邵長良

邵長良

提起邵長良,北京出租汽車行業的的哥的姐們很少有不知道的。 ”從1997年開始,邵長良開始深入思考計程車行業存在的問題。 邵長良說,北京計程車行業存在的主要問題就是壟斷。

基本信息

邵長良
立冬後第一個陰雨天。天空下著淅淅瀝瀝的小雨。位於北京站西街的治國胡同12號,是邵長良的家。記者輕輕地敲了幾下門,沒有人應答,便推開沒有上鎖的門徑直往裡走去。
門裡邊是一個顯得很凌亂的小院,住著五六戶人家。院子的空地很小,小得幾乎只剩下一條曲折的通道。邵長良就住在這座院子西邊一個矮小的平房裡。
記者見到邵長良的時候,他正在接受河北電視台記者的採訪。

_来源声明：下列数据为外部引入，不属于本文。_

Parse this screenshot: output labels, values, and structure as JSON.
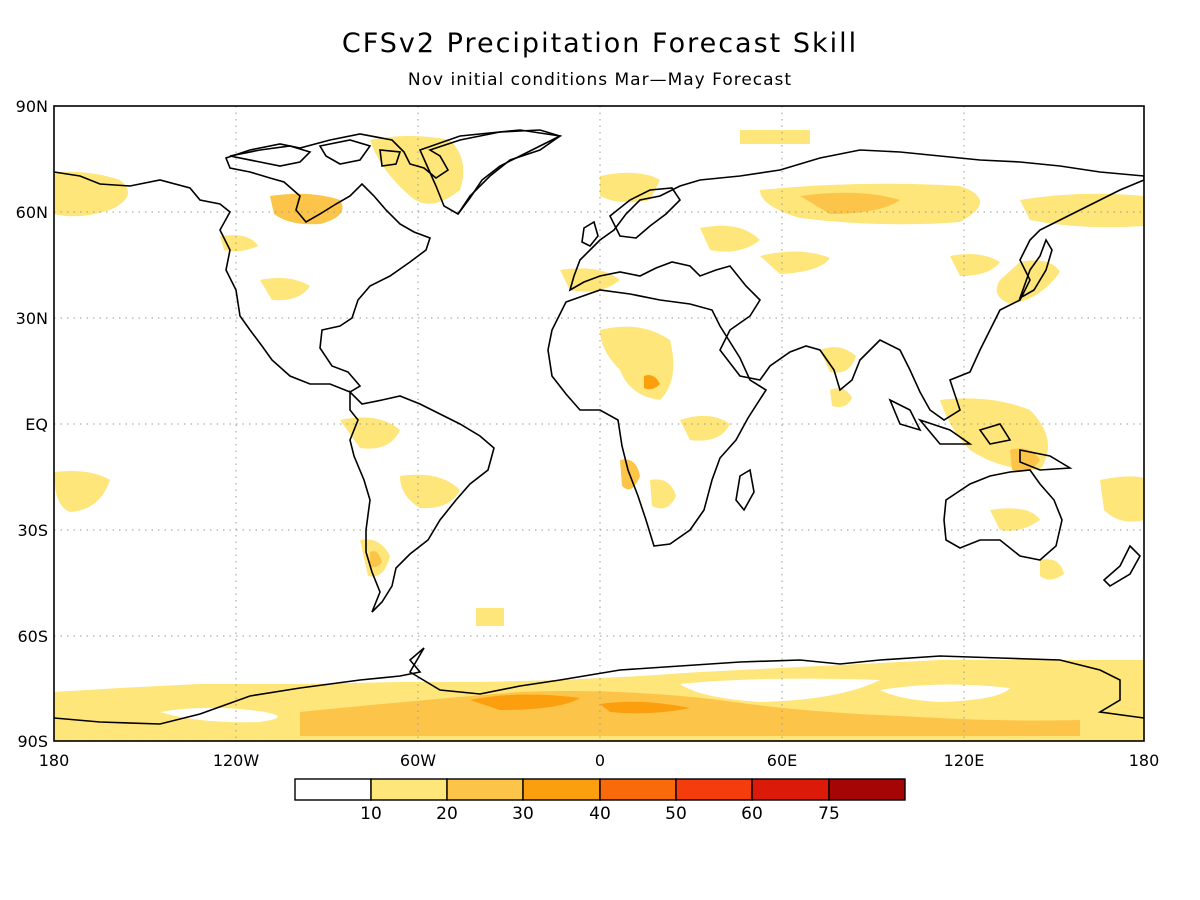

提起邵長良,北京出租汽車行業的的哥的姐們很少有不知道的。而就在這頭一天,也就是11月8日,邵長良、車殿光、王學勇訴北京市運輸管理局駁回其申請計程車個體運營一案一審剛剛開庭。此案吸引了包括廣大計程車司機、計程車行業有關部門和眾多新聞媒體的密切關注。一時間,邵長良再次成為了大家關注的知名人物。因為不斷有記者來訪,本來有些冷清和蕭條的治國胡同也一改往日的常態,開始熱鬧起來。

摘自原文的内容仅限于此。